Ah, donc, en fait, la pharmacie reçoit directement la prescription ?
La pharmacie se connecte en ligne. Et lorsqu'elle lit la carte d'identité du patient qui se présente, là, de fait, s'affichent les prescriptions.
En fait, ce n'est pas vous qui arrivez avec votre ordonnance, quoi ? Non. D'accord. C'est intéressant. C'est-à-dire que tout est centralisé. Donc, il ne peut pas y avoir, effectivement, de fraude. Vous avez le sentiment que ça marche, Ingrid, là-bas ?
Ah, ben, écoutez, c'est mis en application depuis quelque temps. Moi, j'y travaille. Et justement, j'avais dans mes tâches l'installation des lecteurs de cartes vitales parce que dans le cadre de la Zoas, qui est un système de prise en charge des patients français à l'étranger, il y a quand même une lecture de cartes vitales qui est faite pour la transmission, en fait, des soins et la facturation des soins par la sécurité sociale. Donc, moi, je suis dans le... Enfin, je le vois, le système, je le vois s'appliquer et il fonctionne. Il fonctionne. Il fonctionne là-bas. Donc, étant donné qu'on s'inspire de l'étranger pour les durées de travail et compagnie, pourquoi ne s'inspirer pas ?
Ne pas s'en inspirer aussi pour ce système qui, vous l'avez testé et vous l'avez vu, donc testé et approuvé par Ingrid. Merci de votre témoignage ce matin. Franck Anisio, ça, ça vous paraît réaliste ?
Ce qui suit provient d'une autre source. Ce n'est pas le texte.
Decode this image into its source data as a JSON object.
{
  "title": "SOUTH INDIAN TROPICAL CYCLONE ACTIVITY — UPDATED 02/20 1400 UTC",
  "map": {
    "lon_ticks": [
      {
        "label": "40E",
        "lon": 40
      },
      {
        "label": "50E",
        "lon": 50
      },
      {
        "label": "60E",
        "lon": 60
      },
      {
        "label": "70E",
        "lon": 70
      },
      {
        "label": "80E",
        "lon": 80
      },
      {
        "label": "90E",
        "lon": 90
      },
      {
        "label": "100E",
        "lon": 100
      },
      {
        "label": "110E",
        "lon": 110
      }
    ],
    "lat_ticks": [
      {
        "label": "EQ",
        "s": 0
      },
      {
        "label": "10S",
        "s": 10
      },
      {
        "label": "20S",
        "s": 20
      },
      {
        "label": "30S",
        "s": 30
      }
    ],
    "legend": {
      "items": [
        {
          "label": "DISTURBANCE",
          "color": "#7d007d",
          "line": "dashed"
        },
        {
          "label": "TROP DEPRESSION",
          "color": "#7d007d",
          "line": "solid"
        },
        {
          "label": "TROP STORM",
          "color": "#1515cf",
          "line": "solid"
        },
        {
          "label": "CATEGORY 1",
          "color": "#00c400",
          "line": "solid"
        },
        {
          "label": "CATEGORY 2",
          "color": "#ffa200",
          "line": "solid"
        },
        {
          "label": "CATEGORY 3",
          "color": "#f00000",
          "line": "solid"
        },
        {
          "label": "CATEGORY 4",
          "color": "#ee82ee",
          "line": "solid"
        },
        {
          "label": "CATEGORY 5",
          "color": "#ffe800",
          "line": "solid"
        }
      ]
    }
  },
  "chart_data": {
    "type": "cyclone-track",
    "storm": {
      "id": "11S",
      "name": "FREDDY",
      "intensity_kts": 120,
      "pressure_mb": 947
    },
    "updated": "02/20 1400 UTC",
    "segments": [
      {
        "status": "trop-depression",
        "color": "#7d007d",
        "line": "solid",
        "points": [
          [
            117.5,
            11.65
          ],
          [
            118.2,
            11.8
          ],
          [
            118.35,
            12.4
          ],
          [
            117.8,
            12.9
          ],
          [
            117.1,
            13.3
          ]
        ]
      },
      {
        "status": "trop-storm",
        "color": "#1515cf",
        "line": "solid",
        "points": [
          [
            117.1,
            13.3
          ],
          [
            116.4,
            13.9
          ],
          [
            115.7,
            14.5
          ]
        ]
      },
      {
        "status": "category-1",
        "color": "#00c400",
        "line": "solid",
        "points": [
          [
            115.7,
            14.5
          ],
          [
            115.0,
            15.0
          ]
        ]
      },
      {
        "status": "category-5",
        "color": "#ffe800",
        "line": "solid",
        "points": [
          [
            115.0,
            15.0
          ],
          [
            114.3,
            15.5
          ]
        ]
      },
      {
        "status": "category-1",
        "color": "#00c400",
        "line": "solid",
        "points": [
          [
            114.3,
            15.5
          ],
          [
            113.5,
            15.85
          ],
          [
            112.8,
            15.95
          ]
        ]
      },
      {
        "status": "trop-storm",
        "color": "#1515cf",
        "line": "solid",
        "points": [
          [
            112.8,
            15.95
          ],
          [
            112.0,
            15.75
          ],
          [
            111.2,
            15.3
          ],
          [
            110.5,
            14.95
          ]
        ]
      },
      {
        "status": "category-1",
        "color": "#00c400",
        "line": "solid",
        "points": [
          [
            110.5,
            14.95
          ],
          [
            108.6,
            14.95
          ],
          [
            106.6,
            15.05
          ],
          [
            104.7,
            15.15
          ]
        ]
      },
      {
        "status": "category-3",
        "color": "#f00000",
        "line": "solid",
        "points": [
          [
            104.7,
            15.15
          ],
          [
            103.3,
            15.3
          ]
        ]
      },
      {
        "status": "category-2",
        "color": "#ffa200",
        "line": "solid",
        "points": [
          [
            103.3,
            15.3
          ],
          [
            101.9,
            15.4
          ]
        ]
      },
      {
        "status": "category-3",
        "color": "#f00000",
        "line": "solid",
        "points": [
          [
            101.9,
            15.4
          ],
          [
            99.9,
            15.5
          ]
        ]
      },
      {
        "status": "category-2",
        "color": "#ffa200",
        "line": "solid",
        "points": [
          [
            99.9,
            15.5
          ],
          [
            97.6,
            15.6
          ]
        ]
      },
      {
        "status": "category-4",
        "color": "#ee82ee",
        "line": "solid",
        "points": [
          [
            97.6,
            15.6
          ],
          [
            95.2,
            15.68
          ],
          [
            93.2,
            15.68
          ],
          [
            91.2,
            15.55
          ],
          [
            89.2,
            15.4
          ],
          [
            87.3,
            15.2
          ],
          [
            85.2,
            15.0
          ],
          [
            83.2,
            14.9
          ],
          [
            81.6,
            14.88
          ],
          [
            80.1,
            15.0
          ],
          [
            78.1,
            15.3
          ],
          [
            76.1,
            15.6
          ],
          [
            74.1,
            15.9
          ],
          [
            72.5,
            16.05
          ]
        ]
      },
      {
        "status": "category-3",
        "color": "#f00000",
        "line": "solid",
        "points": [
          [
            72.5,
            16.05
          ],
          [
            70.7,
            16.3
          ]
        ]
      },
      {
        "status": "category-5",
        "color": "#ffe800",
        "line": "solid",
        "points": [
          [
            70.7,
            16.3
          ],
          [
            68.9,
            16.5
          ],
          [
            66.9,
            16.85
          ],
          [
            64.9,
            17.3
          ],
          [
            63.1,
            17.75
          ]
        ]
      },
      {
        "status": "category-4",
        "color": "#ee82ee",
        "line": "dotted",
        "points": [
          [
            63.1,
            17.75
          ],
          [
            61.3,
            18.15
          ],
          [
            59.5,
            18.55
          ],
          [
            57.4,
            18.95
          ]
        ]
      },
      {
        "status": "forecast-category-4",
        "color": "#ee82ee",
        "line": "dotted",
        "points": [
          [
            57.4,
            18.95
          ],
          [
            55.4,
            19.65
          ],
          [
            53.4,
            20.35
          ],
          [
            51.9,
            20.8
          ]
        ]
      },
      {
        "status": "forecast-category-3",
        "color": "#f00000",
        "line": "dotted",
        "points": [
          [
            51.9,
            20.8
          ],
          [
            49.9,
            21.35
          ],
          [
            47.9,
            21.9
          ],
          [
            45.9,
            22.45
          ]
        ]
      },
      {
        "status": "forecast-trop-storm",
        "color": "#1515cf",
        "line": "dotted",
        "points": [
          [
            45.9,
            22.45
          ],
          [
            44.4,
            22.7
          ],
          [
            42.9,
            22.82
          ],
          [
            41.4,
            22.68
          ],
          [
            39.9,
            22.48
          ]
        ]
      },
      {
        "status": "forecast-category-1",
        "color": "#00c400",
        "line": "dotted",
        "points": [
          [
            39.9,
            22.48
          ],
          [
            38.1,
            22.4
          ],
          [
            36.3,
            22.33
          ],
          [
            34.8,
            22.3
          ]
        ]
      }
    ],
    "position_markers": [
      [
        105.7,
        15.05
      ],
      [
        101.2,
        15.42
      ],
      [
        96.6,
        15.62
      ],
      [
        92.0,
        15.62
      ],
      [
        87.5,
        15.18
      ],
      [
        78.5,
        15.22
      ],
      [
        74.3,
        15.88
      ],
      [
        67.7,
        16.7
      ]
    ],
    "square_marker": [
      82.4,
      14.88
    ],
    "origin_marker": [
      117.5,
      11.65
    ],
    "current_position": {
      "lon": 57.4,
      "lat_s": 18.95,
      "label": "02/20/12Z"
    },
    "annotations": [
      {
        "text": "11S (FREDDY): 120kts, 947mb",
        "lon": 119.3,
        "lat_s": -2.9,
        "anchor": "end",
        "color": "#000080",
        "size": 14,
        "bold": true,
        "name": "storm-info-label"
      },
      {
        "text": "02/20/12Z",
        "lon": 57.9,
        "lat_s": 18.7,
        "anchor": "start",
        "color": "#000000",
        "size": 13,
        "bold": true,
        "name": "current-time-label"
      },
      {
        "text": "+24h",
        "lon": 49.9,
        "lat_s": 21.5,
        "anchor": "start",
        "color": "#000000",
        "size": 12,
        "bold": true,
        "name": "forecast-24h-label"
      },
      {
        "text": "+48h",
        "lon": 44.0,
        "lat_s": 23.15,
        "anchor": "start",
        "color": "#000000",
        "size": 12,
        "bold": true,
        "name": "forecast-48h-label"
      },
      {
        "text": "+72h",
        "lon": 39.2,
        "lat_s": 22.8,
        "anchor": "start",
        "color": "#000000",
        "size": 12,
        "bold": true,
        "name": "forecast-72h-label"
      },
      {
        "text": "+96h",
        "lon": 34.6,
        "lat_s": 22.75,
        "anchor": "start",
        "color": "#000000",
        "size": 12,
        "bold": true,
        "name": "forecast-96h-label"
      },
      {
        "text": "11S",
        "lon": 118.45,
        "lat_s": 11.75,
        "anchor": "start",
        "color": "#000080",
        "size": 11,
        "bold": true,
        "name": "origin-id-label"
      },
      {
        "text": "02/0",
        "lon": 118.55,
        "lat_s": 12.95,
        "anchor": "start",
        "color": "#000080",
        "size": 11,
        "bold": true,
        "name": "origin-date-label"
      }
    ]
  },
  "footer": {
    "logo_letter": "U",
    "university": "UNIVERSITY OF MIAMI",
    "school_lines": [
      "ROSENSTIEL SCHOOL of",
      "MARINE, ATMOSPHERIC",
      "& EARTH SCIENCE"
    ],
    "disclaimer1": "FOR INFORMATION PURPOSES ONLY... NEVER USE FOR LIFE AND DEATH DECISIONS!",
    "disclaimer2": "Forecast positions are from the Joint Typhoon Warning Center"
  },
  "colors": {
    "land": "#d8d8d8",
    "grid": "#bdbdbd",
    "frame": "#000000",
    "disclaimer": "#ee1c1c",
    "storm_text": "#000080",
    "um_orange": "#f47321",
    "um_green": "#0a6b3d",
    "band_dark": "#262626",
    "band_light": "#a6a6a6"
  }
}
Oui, ça va dans le bon sens. Le problème, c'est que, vous savez, il faut que ça aille vite. Parce que l'année dernière, il y a un an comme aujourd'hui, on votait à l'Assemblée nationale, au mois de juillet, on votait à l'Assemblée nationale une étude sur la carte vitale biométrique. Il leur a fallu un an pour expliquer que tout compte fait, ce n'était pas la bonne situation. Enfin, il faut aller vite maintenant. Chaque année, c'est du temps perdu. Pareil pour les fraudes aux frontières. Vous savez, les mineurs isolés, ce ne sont pas des mineurs isolés. Donc, ce sont des fraudeurs, puisqu'ils sont majeurs. Il faudrait une présomption de majorité s'il n'y a pas de test osseux.
Ça, c'est une fraude à la frontière. C'est-à-dire, un quart des produits alimentaires qui pénètrent en France ne respectent pas les normes européennes que l'on impose à nos entreprises. Ça, c'est une fraude, par exemple, à la concurrence. Vous voyez, il y a toutes les fraudes. En effet, il n'y a pas que la fraude sociale, il y a la fraude aux frontières. C'est toutes les fraudes qu'il faut combattre.
Franck Alizio, merci d'être venu réagir ce matin dans ce studio. Vous êtes le député Rassemblement National des Bouches-du-Rhône. Je le rappelle, Gabriel Attal détaillera ce plan et répondra à mes questions à 8h30, les 7h51.